Ya kafa yapıları uymazsa o hanımla?

Ofisteki patronun sağ kolu etrafta gezinmeye başlayınca Faik hiç bir şey söylemeden, usulca, ayrıldı Soner'in yanından. Soner ise aklından geçenlerle boğuşuyordu. Aklının bir köşesi Faik'in söylediklerini yalanlayıp isyan ederken diğer köşesi hanımefendiyi ve yazacağı mektubu düşünmeden duramıyordu. Sürekli bu durumda kalan Soner iyice sessizleşmiş ve hayatının odak noktasını hanımefendi haline getirmişti. Bu aşkın mükemmelliğine ve kalbinin hızlı atışlarına Soner'in vücudu alışmamıştı. Bu sebeple şimdiki kararı bu aşka alışana kadar aşka odaklanmaktı. Epeyce kaptırmıştı kendini ama aklının hanımefendi köşesi pek şikayetçi değildi.
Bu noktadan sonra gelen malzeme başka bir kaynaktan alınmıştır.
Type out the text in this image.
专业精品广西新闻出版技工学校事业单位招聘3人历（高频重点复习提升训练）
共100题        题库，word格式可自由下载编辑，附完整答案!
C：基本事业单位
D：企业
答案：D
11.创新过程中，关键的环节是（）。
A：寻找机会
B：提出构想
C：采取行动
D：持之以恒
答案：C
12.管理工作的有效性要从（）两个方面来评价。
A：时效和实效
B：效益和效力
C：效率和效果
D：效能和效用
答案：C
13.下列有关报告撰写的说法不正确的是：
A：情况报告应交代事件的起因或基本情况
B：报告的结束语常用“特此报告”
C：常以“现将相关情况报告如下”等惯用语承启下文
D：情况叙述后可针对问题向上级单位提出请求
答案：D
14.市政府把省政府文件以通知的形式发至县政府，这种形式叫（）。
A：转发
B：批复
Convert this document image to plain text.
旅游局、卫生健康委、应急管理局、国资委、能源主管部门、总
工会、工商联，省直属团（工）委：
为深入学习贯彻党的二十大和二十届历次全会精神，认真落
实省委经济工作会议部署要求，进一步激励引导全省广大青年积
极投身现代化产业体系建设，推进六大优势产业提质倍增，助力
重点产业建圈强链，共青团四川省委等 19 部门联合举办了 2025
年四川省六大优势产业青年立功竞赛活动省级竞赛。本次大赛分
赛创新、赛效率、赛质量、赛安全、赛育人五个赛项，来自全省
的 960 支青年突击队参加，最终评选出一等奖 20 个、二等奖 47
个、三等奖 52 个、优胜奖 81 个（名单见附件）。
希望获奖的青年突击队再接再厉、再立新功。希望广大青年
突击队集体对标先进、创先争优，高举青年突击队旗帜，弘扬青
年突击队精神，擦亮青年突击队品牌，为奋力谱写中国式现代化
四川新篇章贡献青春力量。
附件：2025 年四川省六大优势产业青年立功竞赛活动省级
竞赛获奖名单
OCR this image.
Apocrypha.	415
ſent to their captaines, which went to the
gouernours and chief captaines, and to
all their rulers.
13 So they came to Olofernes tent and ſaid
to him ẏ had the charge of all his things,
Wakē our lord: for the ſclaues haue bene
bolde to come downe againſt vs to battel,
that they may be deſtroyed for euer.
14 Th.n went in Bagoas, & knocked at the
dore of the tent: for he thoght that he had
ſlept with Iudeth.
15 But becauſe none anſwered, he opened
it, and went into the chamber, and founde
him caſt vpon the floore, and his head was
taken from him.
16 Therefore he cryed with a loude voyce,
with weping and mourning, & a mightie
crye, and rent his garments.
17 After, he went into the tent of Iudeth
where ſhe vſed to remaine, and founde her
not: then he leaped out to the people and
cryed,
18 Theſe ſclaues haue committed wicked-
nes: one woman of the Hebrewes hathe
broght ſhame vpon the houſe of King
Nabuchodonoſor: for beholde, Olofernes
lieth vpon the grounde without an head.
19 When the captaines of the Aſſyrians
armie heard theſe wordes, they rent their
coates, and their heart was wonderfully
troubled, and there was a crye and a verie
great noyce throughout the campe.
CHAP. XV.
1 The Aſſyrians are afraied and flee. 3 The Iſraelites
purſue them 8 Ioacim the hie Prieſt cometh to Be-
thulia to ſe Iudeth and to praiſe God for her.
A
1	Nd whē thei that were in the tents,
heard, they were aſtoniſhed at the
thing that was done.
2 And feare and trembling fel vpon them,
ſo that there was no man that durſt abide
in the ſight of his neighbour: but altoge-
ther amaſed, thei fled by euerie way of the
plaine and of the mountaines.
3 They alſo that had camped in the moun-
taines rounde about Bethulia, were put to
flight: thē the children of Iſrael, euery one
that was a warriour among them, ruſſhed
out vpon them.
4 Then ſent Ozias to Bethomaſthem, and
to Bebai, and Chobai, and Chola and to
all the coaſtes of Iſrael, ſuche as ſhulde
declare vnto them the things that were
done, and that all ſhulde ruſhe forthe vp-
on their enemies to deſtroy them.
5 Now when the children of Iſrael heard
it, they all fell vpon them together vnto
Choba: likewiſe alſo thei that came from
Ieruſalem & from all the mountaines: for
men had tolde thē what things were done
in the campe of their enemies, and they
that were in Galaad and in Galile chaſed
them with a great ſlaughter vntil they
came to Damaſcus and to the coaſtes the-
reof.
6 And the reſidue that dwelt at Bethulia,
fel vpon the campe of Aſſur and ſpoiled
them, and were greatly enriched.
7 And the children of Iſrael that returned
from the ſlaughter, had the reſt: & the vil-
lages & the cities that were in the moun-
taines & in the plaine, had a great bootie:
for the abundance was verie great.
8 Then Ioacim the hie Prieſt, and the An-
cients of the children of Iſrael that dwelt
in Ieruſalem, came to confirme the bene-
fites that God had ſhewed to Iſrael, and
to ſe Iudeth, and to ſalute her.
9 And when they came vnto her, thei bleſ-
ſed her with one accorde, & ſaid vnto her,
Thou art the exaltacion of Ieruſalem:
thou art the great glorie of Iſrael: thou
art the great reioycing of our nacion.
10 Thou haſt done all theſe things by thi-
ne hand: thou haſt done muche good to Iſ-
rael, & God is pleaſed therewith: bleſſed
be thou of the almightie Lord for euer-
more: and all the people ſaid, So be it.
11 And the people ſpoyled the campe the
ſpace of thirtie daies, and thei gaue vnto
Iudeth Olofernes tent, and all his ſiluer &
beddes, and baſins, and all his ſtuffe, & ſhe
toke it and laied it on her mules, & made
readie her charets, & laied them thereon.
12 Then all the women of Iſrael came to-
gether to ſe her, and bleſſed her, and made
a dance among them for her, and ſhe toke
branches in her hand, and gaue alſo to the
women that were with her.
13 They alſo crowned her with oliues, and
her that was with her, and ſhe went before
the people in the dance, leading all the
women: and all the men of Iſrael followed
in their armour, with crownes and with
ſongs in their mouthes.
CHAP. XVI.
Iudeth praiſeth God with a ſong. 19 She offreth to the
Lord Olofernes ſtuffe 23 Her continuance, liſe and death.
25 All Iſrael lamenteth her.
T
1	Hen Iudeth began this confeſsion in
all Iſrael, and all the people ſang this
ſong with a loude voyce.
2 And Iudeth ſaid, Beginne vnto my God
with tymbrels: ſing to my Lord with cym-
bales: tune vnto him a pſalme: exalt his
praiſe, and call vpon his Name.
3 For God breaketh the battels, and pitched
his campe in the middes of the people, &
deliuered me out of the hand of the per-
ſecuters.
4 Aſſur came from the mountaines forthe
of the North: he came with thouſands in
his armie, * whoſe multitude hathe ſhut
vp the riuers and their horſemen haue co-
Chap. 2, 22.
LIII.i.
Aklında daha fazla tartışmaya girmek istemeyen Soner, Faik'e söyleyemediklerini defterine yazmaya kadar verdi. Sanki karşısında hanımefendi oturmuş gibi. Bay posta kutusu olma vaktiydi. Bay posta kutusu eline defterini aldı ve yazmaya başladı, karşısında hanımefendisi varmış gibi. Onunla dertleşir gibi.

Hoşlanıyorsundur diyorlar bana. Velev ki hoşlanıyor olayım, bu duygu her neyse o kadar yoğun ki gitmiyorsunuz aklımdan. Ömrümün sonuna kadar size adanmış bir köşe var oralarda sanki. Değerini asla kaybetmiyor, gün geçtikçe de değerleniyor gibi.

Aşk olduğundan o kadar eminim ki hanımefendi. Ama inanmıyorlar bana. Faik inanmıyor. Olur mu öyle dedi bana. Dokunmak demekmiş aşk, konuşarak başlarmış. Konuştuk ya sizinle. Ne kadar güzel mektuplar yazdık bir birimize.
Söz uçar yazı kalır. Yazdıklarınızın her tanesi kazınır tarihe ilmek ilmek. Nasıl olur da iletişime girmez bu onun gözünde? Gerçi sözleriniz de aklımdan uçmayacak gibi bir izlenimim var şu aralar. Ama neyse.

Dokunmakmış sevmek. Kalbime dokundunuz yetmez mi?

Şu sonbaharın bir garip soğuğunda kalplerimizi ısıttık. Hangi ademoğlu bu kadar saf yaşamış ki sevdayı?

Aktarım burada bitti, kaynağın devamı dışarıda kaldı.